Re: WWW::Mechanize always use utf8
by Anonymous Monk on Mar 21, 2009 at 00:22 UTC
    Seems unlikely, show some code please

      Yes, here is it, this problem appear in a linux 64 and don't appear in windows server, i think becouse windows use iso-8859-1 as charset.

      #/usr/bin/perl -wT use strict; use CGI qw(param); binmode STDOUT, ':encoding(iso-8859-1)'; print "Content-type: text/html; charset=iso-8859-1\n\n"; my $q = param('status') || 'nothing'; print <<HTML; <html> <body> <h1>You has selected $q</h1> <form name="form" action="http://localhost/"> <select name="status"> <option value="ACCIÓN">ACCIÓN</option> <option value="PINGÜINO">PINGÜINO</option> </select> <input type="submit" name="send" value="send"> </form> </body> </html> HTML
      #!/usr/bin/perl use strict; use warnings; use WWW::Mechanize; binmode STDOUT, ':encoding(iso-8859-1)'; my $mech = WWW::Mechanize->new; $mech->agent_alias( 'Windows IE 6' ); $mech->add_header('Accept-Charset' => 'iso-8859-1'); $mech->get('http://localhost/'); $mech->submit(); my ($status) = $mech->find_all_inputs( name => 'status', type => 'opti +on'); if (ref $status && ref $status->{menu} eq 'ARRAY') { for my $option (@{$status->{menu}}) { $mech->form_name( 'form' ); $mech->select( 'status', $option->{value}); # Here's the probl +em is send some utf8 string instead iso-8859-1 sleep(2); $mech->click('send'); if ($mech->success()) { print $mech->content(); # the response is in utf8 too } $mech->back(); } }

        I can replicate the problem with WWW::Mechanize 1.54, but not with WWW::Mechanize 1.34. (LWP 5.825 in both cases.)

        My goal was to rule out a badly encoded file. I used the following equivalent cgi script for testing:

        #!/usr/bin/perl -wT use strict; use CGI qw(param); binmode STDOUT, ':encoding(iso-8859-1)'; print "Content-type: text/html; charset=iso-8859-1\n\n"; my $q = param('status') || 'nothing'; print <<HTML; <html> <body> <h1>You has selected $q</h1> <form name="form" action="http://localhost/"> <select name="status"> <option value="ACCI\x{D3}N">ACCI\x{D3}N</option> <option value="PING\x{DC}INO">PING\x{DC}INO</option> </select> <input type="submit" name="send" value="send"> </form> </body> </html> HTML

        The relevant difference between your systems is not the OS, it's the version of the module.

        First, the CGI code is not portable as you do not specify the encoding of the source code.

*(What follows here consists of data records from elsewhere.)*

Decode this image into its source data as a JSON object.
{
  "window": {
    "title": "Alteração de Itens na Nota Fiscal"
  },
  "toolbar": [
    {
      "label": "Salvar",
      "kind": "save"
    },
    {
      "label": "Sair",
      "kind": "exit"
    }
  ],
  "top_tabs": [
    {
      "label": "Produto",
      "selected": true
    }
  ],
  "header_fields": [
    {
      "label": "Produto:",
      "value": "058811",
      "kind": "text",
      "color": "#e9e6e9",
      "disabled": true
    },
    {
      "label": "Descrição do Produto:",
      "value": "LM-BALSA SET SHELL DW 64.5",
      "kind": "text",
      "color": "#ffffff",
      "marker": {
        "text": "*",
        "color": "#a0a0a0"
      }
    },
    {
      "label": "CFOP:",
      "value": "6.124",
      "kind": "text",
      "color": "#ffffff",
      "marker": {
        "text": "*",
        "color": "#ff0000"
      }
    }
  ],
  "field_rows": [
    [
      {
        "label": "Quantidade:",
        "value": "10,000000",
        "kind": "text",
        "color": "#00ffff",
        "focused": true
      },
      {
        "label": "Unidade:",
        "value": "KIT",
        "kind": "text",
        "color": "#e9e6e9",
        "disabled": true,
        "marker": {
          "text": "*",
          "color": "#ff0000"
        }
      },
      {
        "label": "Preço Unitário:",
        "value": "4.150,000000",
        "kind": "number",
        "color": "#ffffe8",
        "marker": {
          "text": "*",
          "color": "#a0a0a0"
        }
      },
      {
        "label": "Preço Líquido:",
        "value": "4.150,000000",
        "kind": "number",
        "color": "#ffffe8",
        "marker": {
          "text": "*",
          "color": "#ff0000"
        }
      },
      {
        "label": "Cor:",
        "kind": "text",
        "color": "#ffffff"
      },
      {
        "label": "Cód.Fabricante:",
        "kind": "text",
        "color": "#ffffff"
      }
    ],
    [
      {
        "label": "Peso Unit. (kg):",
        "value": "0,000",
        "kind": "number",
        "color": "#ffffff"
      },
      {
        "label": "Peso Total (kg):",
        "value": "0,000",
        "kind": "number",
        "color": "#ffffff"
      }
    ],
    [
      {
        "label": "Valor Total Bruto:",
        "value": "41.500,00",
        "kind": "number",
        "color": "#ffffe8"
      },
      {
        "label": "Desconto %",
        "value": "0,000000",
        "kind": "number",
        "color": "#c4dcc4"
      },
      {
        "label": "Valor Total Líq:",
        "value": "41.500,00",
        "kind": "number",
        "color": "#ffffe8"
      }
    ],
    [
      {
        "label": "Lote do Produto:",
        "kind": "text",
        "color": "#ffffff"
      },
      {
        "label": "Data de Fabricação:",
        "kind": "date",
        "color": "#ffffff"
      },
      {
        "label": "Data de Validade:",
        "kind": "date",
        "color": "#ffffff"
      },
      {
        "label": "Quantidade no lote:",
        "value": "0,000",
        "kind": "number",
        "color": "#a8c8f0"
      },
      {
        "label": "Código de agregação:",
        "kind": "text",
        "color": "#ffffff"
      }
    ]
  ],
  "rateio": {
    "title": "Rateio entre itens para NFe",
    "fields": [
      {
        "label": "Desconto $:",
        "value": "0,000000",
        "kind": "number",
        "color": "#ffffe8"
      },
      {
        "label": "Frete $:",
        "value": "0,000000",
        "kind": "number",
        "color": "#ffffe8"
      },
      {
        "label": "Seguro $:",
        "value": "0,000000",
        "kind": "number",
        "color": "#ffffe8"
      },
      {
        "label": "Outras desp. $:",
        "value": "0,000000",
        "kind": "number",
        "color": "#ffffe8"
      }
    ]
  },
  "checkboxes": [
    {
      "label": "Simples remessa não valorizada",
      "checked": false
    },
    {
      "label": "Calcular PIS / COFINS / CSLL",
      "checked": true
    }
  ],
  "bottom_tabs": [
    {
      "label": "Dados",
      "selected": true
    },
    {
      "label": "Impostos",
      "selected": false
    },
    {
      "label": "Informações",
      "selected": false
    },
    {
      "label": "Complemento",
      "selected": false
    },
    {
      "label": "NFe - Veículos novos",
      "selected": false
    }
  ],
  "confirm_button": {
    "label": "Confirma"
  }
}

Either use pure ASCII () or add an encoding statement ("use utf8;" if your source code is encoded in UTF-8).

        Secondly, URL encoding is a historical problem. Originally URL were defined as ASCII only. But some people started to encode non ASCII (8 bits) characters. Some using iso-8859-1. Some with UTF-8. Some with other encodings.
        Then the IETF normalized the URL encoding for HTTP as UTF-8.
        For backward compatibilty, the User-Agent are using the encoding of the document of the form source to decide which encoding to use in GET URLs. You can change this behavior in MSIE in the advanced settings.

        So WWW::Mechanize is working as expected. Change your CGI output to UTF-8 and WWW::Mechanize will probably send URL encoded as UTF-8.
        How can you tell from that code?